When Vicky Ramirez, a fourth-grade bilingual teacher at Hogg New Tech Center, is not busy mentoring two fellow teachers, leading a UIL chess club during lunch or supporting fourth- and fifth-grade robotics teams, she can be found instilling real-world lessons that will last her students a lifetime.
Hogg New Tech Center is a project-based learning school, so Ramirez is always looking for new ways to help her students make connections to themselves and to the world around them. So when her class began a unit on reducing, reusing and recycling last spring, she encouraged her
students to dig deeper into the material.
They realized they could easily reuse their clothes and hosted a fashion show, and then Ramirez challenged them further with a simple question.
“The conversation got started, and I know at the time, I was seeing some students who did not have the right
uniforms,” Ramirez said. “Twice a year at home, I go through my kids’ closets, and we take out bags. My mom is from Mexico, so we send those clothes to Mexico to people who really need them. I thought about it and told my students, ‘We see that students don’t have uniforms. What can we do?’”

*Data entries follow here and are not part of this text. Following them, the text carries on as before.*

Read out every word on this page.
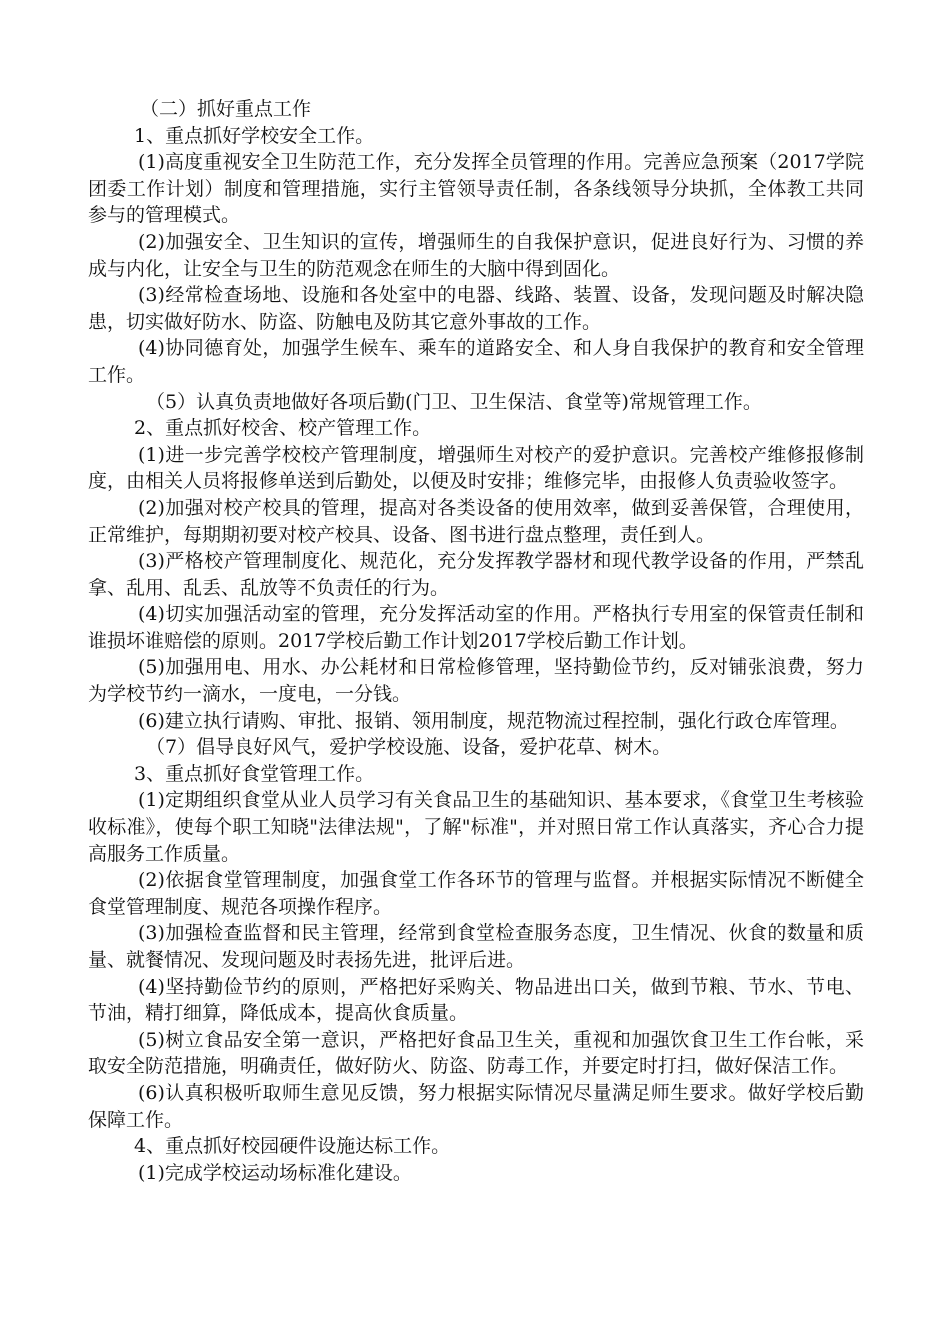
（二）抓好重点工作

1、重点抓好学校安全工作。

(1)高度重视安全卫生防范工作，充分发挥全员管理的作用。完善应急预案（2017学院团委工作计划）制度和管理措施，实行主管领导责任制，各条线领导分块抓，全体教工共同参与的管理模式。

(2)加强安全、卫生知识的宣传，增强师生的自我保护意识，促进良好行为、习惯的养成与内化，让安全与卫生的防范观念在师生的大脑中得到固化。

(3)经常检查场地、设施和各处室中的电器、线路、装置、设备，发现问题及时解决隐患，切实做好防水、防盗、防触电及防其它意外事故的工作。

(4)协同德育处，加强学生候车、乘车的道路安全、和人身自我保护的教育和安全管理工作。

（5）认真负责地做好各项后勤(门卫、卫生保洁、食堂等)常规管理工作。

2、重点抓好校舍、校产管理工作。

(1)进一步完善学校校产管理制度，增强师生对校产的爱护意识。完善校产维修报修制度，由相关人员将报修单送到后勤处，以便及时安排；维修完毕，由报修人负责验收签字。

(2)加强对校产校具的管理，提高对各类设备的使用效率，做到妥善保管，合理使用，正常维护，每期期初要对校产校具、设备、图书进行盘点整理，责任到人。

(3)严格校产管理制度化、规范化，充分发挥教学器材和现代教学设备的作用，严禁乱拿、乱用、乱丢、乱放等不负责任的行为。

(4)切实加强活动室的管理，充分发挥活动室的作用。严格执行专用室的保管责任制和谁损坏谁赔偿的原则。2017学校后勤工作计划2017学校后勤工作计划。

(5)加强用电、用水、办公耗材和日常检修管理，坚持勤俭节约，反对铺张浪费，努力为学校节约一滴水，一度电，一分钱。

(6)建立执行请购、审批、报销、领用制度，规范物流过程控制，强化行政仓库管理。

（7）倡导良好风气，爱护学校设施、设备，爱护花草、树木。

3、重点抓好食堂管理工作。

(1)定期组织食堂从业人员学习有关食品卫生的基础知识、基本要求，《食堂卫生考核验收标准》，使每个职工知晓"法律法规"，了解"标准"，并对照日常工作认真落实，齐心合力提高服务工作质量。

(2)依据食堂管理制度，加强食堂工作各环节的管理与监督。并根据实际情况不断健全食堂管理制度、规范各项操作程序。

(3)加强检查监督和民主管理，经常到食堂检查服务态度，卫生情况、伙食的数量和质量、就餐情况、发现问题及时表扬先进，批评后进。

(4)坚持勤俭节约的原则，严格把好采购关、物品进出口关，做到节粮、节水、节电、节油，精打细算，降低成本，提高伙食质量。

(5)树立食品安全第一意识，严格把好食品卫生关，重视和加强饮食卫生工作台帐，采取安全防范措施，明确责任，做好防火、防盗、防毒工作，并要定时打扫，做好保洁工作。

(6)认真积极听取师生意见反馈，努力根据实际情况尽量满足师生要求。做好学校后勤保障工作。

4、重点抓好校园硬件设施达标工作。

(1)完成学校运动场标准化建设。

Together, they started a collection drive for uniforms,
giving students across campus the incentive of a free dress pass. By May of 2022, they had collected five giant trash bags of clothes in a variety of sizes, and a group of students had approached Ramirez to ask if they could form a club dedicated to helping their school community.
Of course, Ramirez said yes. She and her family members took the clothes to a laundromat over the summer, sorted them by size and added everything to Hogg’s uniform closet. They were ready to go by “meet the teacher” night in August, just in time for a new family to ask for the uniforms their student needed.
“They came up to me as I was in the middle of greeting parents,” Ramirez said. “That moment brought me immense joy. We were able to help a family! Knowing they had one less thing to worry about made the extra work worth it.”
Her students have been just as excited to contribute. The members of the new club are helping Ramirez keep the uniform closet running and plan to go around asking if anyone needs a new uniform once a month.
“At first, I worried that students might be embarrassed to ask for a uniform, but Hogg has created a positive environment where we teach our students to ask for help,” Ramirez said. “Our students were also excited to extend our PBL into a real-life application, as reusing items in good condition will leave a positive footprint for generations ahead. The best part is that we are reducing the amount of waste in landfills.”
Moving forward, Ramirez said she hopes to do everything she can to improve her skills and continue transforming student lives. With 13 years of teaching under her belt, she is currently working on her master’s degree in curriculum and mathematics, which she will earn in May.
Her ultimate goal is clear: “I want to create opportunities that empower our students to be the positive change they want to see in the world.”